Wanderung zum Strand der weißen Felsen
Die Küstenstrecke ab Vieste in Richtung Mattinata/Manfredonia wird spektakulär. Überall locken Aussichten auf Pinien-bestandende Klippen, auf die kleinen, vierkantigen Wehrtürme, die im 16. Jahrhundert gegen Piraten- und Freibeuter-Überfälle erbaut wurden, auf feinsandige Buchten, die teils nur über steile, schmale Pfade oder sogar nur mit dem Boot zu erreichen sind. Hier kann man klettern und erkunden was das Zeug hält! Ein gut angelegter Wanderweg führt vom kleinen Wanderparkplatz nördlich von Mattinata in einer engen Serpentine gelegen, in gut einer Stunde zum Traum-Strand „Spiaggia di Vignanotica“. Direkt am Anfang genießt man den traumhaften Ausblick auf die Bucht Baia delle Zagare mit ihrem Felsentor im Meer. János fängt unterwegs an den sonnenbeschienen Hängen und Steilwänden Eidechsen. Doch die richtigen Steilwände – ja, die tun sich auf, als wir den Strand erreichen. Wow, wir sind überwältig! Ganz entlang des schmalen Kiestrandes zieht sich eine irre-hohe und steile Felswand aus weißem Gestein, in dessen Rillen und Schichten Jahrtausende alte Erdzeitgeschichte geschrieben steht. Wir stapfen über die dicken Kiesel, für János Pfoten etwas mühselig, um einmal ganz bis ans Ende des Strands zu gelangen. Nur vier andere Leute sind hier und bräunen ihre Körper in der windgeschützten, aber immer nur bis zum frühen Nachmittag sonnigen Bucht. Ein Mutiger geht sogar noch baden. Es sieht aber auch wirklich einladend aus, das glasklare und blau-leuchtende Wasser. Aber als wir die Wanderschuhe ausdampfen lassen und die Füße ins Meer tunken wird schnell klar: Lieber doch Apfel- und Schokocroissantpause anstatt Planschen. Dabei beobachten wir die Kormorane und Möwen auf dem kleinen Felsen draußen im Meer. Wenn man sich hier auf den Rücken legt, kommt es einem so vor als würden sich die Felswände über einen beugen – Abgefahren!
Hinauf zu Engel und Riese
Über Mattinata, ein Ort, der aufgrund seiner Lage an der Südseite von Italiens Stiefelsporn sehr wetterbegünstigt zu sein scheint, verlassen wir die Küste und fahren hinauf in die Berge. Wir schrauben uns Kurve um Kurve hinauf, immer wieder die Sicht auf das Meer. Die Steigung ist enorm, sodass man sich beim Blick in die Ferne wie in einem Flugzeug sitzend fühlt. 850 Meter hoch über dem Meer liegt Monte Sant’Angelo, UNESCO Weltkulturerbe, seit dem Mittelalter bedeutender Pilgerort der Christen, weil dort in einer Grotte der Erzengel Michael erschienen sein soll. Schon lange vorher zu Römer- und Griechen-Zeiten war der Platz Kultstätte und Orakelort. An höchster Stelle des Orts steht die Burg mit dem dicken „Torre del Gigante“ (Turm des Riesen) etwas unterhalb die bedeutende, dem heiligen San Michele geweihte Wallfahrtskirche. Uns gefallen aber besonders die symmetrisch angeordneten, sehr einfachen weißen Häuser, die wir in dieser Art bisher nur hier gesehen haben die unbeschreiblich schöne Aussicht auf den Golf von Manfredonia.

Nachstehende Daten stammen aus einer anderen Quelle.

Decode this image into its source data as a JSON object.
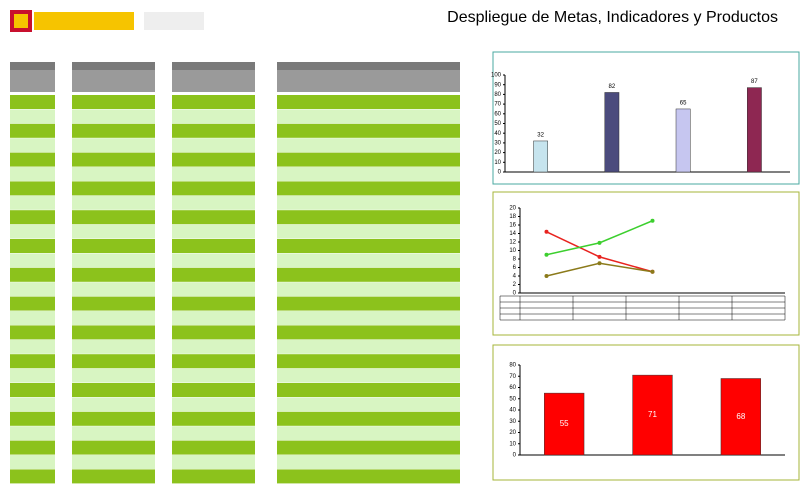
{
  "page_title": "Despliegue de Metas, Indicadores y Productos",
  "chart_data": [
    {
      "type": "bar",
      "categories": [
        null,
        null,
        null,
        null
      ],
      "values": [
        32,
        82,
        65,
        87
      ],
      "colors": [
        "#c6e4ee",
        "#4b4b7d",
        "#c6c6f0",
        "#8e2752"
      ],
      "ylim": [
        0,
        100
      ],
      "yticks": [
        0,
        10,
        20,
        30,
        40,
        50,
        60,
        70,
        80,
        90,
        100
      ],
      "grid": false
    },
    {
      "type": "line",
      "categories": [
        null,
        null,
        null,
        null,
        null
      ],
      "series": [
        {
          "color": "#e8231f",
          "values": [
            14.4,
            8.5,
            5,
            null,
            null
          ]
        },
        {
          "color": "#3ccf2e",
          "values": [
            9,
            11.8,
            17,
            null,
            null
          ]
        },
        {
          "color": "#8b7a1a",
          "values": [
            4,
            7,
            5,
            null,
            null
          ]
        }
      ],
      "ylim": [
        0,
        20
      ],
      "yticks": [
        0,
        2,
        4,
        6,
        8,
        10,
        12,
        14,
        16,
        18,
        20
      ],
      "grid": false
    },
    {
      "type": "bar",
      "categories": [
        null,
        null,
        null
      ],
      "values": [
        55,
        71,
        68
      ],
      "colors": [
        "#ff0000",
        "#ff0000",
        "#ff0000"
      ],
      "ylim": [
        0,
        80
      ],
      "yticks": [
        0,
        10,
        20,
        30,
        40,
        50,
        60,
        70,
        80
      ],
      "grid": false,
      "value_labels_inside": true
    }
  ]
}
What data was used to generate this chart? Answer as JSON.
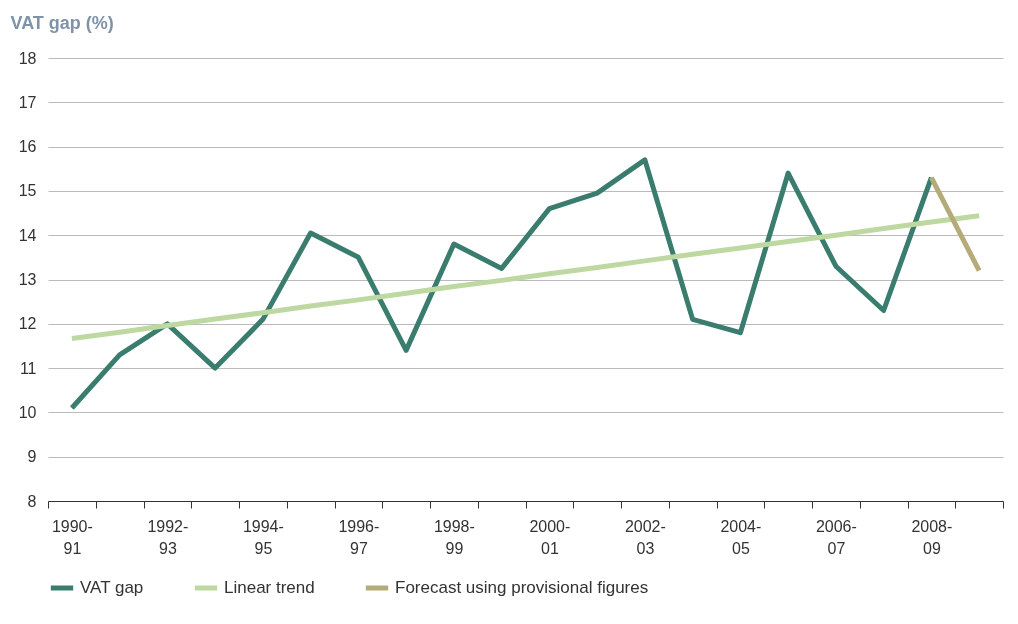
{
  "chart_data": {
    "type": "line",
    "ylabel": "VAT gap (%)",
    "categories": [
      "1990-91",
      null,
      "1992-93",
      null,
      "1994-95",
      null,
      "1996-97",
      null,
      "1998-99",
      null,
      "2000-01",
      null,
      "2002-03",
      null,
      "2004-05",
      null,
      "2006-07",
      null,
      "2008-09",
      null
    ],
    "series": [
      {
        "name": "VAT gap",
        "color": "#3a7d6e",
        "values": [
          10.1,
          11.3,
          12.0,
          11.0,
          12.1,
          14.05,
          13.5,
          11.4,
          13.8,
          13.25,
          14.6,
          14.95,
          15.7,
          12.1,
          11.8,
          15.4,
          13.3,
          12.3,
          15.3,
          null
        ]
      },
      {
        "name": "Linear trend",
        "color": "#bdd8a0",
        "values": [
          11.67,
          11.81,
          11.96,
          12.11,
          12.25,
          12.4,
          12.54,
          12.69,
          12.84,
          12.98,
          13.13,
          13.27,
          13.42,
          13.57,
          13.71,
          13.86,
          14.0,
          14.15,
          14.3,
          14.44
        ]
      },
      {
        "name": "Forecast using provisional figures",
        "color": "#b5ab78",
        "values": [
          null,
          null,
          null,
          null,
          null,
          null,
          null,
          null,
          null,
          null,
          null,
          null,
          null,
          null,
          null,
          null,
          null,
          null,
          15.3,
          13.2
        ]
      }
    ],
    "ylim": [
      8,
      18
    ],
    "yticks": [
      8,
      9,
      10,
      11,
      12,
      13,
      14,
      15,
      16,
      17,
      18
    ],
    "grid": "y",
    "legend": "bottom"
  }
}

Hinein in den uralten Foresta Umbra
Jetzt wird es aber mal wieder Zeit für ein Natur-Ziel! János ist das Leine- und auf Asphalt-Laufen leid und auch wir haben Lust tiefer einzutauchen in den Nationalpark Gargano mit seinem Foresta Umbra. Der Foresta Umbra ist ein uralter Buchenwald, der eine Fläche von rund 11.000 ha bedeckt. Früher soll er sich über ganz Apulien erstreckt haben und gilt als der niedrigste Buchenwald Europas. Aufgrund der speziellen klimatischen Bedingungen auf dem Gargano werden die Buchen hier nicht so hoch wie anderswo. Die kurvige Strecke von Monte Sant’Angelo bis in das Herz des Foresta Umbra, zum See „Laghetto d’Umbra“, zieht sich endlos ist, ist aber wunderschön. Sie führt vorbei an einsamen, alten Gehöften auf deren Weiden für uns unbekannte Rinderrassen grasen, auch Ziegen und Schweine kreuzen den Weg. Erstaunlich ist, wie sich mit Erreichen des Foresta Umbra plötzlich die Vegetation ändert. Schon vorher fahren wir durch dichtes Waldgebiet, doch das besteht vorrangig aus Pflanzen die man aus dem mediterranen Raum kennt. Im Foresta hingegen sieht es aus wie bei uns Zuhause im Teutoburger Wald. Wir wandern durch buntes Laub entlang des kurzen Rundwegs um den Umbra-See. Aus dem Wasser tauchen hier und da die Köpfe von Schildkröten auf. Auch Wildschweine und Mufflons sollen hier leben. Wir entdecken ihre Spuren und Wühlplätze nahe des Sees. Bekannt ist der Foresta Umbra auch für seine über 200 Arten wilder Orchideen, doch deren Blüte erleben wir jetzt im November natürlich nicht (sie blühen im April und Mai). Dafür entdecken wir zahlreiche zartlila Alpenveilchen, wunderschön!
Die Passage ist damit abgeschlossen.